Thursday, June 28, 2012

Legendary scryers: Themis

Programming note:  I thought it might be fun and instructive to do some short segments on famous diviners from the past--some historical tidbits to mix things up a little.  This is the first installment on legendary scryers from history, mythology, and fiction.

Themis is one of the Titans, the ancient Greek gods who preceded the Olympians.  She has the ability to see both the past and the future, and her prophetic gifts grant her wisdom and perspective coveted by both gods and mortals.  In this kylix painting, King Aegeus, father of the hero Theseus, consults Themis on the question of the royal family's infertility.  The Titaness stares intently into a flat bowl, called a phiale, while the king waits anxiously for his answer.

 According to legend, Themis established the oracle at Mount Parnassus (Delphi), and was its mistress until Apollo defeated the serpent Python and claimed the site as his own abode.

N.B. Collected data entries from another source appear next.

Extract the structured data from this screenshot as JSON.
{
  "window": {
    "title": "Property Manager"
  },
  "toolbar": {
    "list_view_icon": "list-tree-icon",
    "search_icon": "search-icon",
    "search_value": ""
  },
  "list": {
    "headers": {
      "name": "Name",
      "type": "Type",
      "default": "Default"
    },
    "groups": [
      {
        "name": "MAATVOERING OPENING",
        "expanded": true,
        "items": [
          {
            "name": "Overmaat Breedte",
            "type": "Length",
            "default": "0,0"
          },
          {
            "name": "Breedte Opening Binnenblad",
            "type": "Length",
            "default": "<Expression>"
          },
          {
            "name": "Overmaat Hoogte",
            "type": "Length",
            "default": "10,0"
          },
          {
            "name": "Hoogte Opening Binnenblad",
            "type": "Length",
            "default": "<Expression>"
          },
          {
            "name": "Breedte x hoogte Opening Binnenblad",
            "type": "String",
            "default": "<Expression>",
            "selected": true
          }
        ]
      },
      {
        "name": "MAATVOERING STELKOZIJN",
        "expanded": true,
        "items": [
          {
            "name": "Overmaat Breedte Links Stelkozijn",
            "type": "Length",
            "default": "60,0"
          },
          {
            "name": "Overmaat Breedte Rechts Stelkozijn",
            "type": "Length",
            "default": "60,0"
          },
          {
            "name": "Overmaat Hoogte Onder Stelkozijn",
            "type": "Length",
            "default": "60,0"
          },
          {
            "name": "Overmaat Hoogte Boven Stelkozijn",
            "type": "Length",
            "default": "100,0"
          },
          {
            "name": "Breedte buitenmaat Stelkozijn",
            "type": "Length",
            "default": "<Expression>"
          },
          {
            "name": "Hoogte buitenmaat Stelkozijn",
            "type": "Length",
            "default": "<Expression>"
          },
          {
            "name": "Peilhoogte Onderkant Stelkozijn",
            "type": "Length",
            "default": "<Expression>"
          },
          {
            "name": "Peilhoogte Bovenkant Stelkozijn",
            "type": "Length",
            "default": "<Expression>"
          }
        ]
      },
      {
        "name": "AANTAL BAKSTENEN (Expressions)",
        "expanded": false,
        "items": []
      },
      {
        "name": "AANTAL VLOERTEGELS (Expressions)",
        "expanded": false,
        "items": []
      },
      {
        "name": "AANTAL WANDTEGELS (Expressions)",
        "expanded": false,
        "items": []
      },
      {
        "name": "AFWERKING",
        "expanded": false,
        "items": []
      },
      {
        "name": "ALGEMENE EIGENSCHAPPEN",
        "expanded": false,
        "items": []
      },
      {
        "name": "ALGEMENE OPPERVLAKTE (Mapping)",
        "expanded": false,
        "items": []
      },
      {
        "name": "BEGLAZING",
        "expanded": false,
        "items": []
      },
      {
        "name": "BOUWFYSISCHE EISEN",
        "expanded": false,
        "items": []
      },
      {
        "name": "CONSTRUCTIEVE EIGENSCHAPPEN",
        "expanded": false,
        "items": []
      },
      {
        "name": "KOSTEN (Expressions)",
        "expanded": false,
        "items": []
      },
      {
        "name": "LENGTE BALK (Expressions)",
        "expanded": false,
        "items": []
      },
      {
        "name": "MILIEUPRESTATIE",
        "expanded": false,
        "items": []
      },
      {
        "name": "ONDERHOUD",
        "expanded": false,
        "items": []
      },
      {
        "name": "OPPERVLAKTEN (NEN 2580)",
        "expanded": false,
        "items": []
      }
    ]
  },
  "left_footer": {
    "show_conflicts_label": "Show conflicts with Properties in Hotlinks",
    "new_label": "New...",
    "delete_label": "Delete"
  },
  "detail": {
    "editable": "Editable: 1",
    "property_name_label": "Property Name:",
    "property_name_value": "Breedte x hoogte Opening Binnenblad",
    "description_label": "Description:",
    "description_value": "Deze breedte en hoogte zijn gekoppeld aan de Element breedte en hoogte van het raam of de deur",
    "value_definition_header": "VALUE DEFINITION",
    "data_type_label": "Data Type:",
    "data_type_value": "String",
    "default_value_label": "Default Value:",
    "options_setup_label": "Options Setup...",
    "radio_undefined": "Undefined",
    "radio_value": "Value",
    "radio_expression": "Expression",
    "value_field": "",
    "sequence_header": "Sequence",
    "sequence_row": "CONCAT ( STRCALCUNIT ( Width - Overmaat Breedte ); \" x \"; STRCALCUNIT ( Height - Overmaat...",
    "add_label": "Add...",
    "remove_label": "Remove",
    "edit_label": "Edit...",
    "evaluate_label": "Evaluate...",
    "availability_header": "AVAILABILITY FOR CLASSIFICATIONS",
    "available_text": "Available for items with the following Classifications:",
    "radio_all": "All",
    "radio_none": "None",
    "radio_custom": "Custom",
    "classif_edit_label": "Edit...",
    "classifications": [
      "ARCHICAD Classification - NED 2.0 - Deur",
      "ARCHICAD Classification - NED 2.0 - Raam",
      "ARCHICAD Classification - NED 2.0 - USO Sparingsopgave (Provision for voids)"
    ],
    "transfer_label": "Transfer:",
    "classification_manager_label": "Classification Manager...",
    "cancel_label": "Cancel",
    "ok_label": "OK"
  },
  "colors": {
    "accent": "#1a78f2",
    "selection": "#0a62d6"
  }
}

In this painting Themis is shown (somewhat anachronistically) in the attitude of a Delphic priestess, balanced on the oracular tripod and holding Apollo's laurel branch.

In addition to being a goddess of prophecy, Themis is also the personification of divine justice.  She is often depicted with scales and sword, making her the ancestress of both the ubiquitous courthouse statue and the Tarot trump called Justice.  Her name has been translated as "law," but Moses Finley points out that themis has no exact analogue in English: "A gift of the gods and a mark of civilized existence, sometimes it means right custom, proper procedure, social order, and sometimes merely the will of the gods (as revealed by an omen, for example) with little of the idea of right."  Clear-headed and ruthlessly impartial, Themis teaches acceptance of things as they are or will be, rather than how the seer might wish them to be.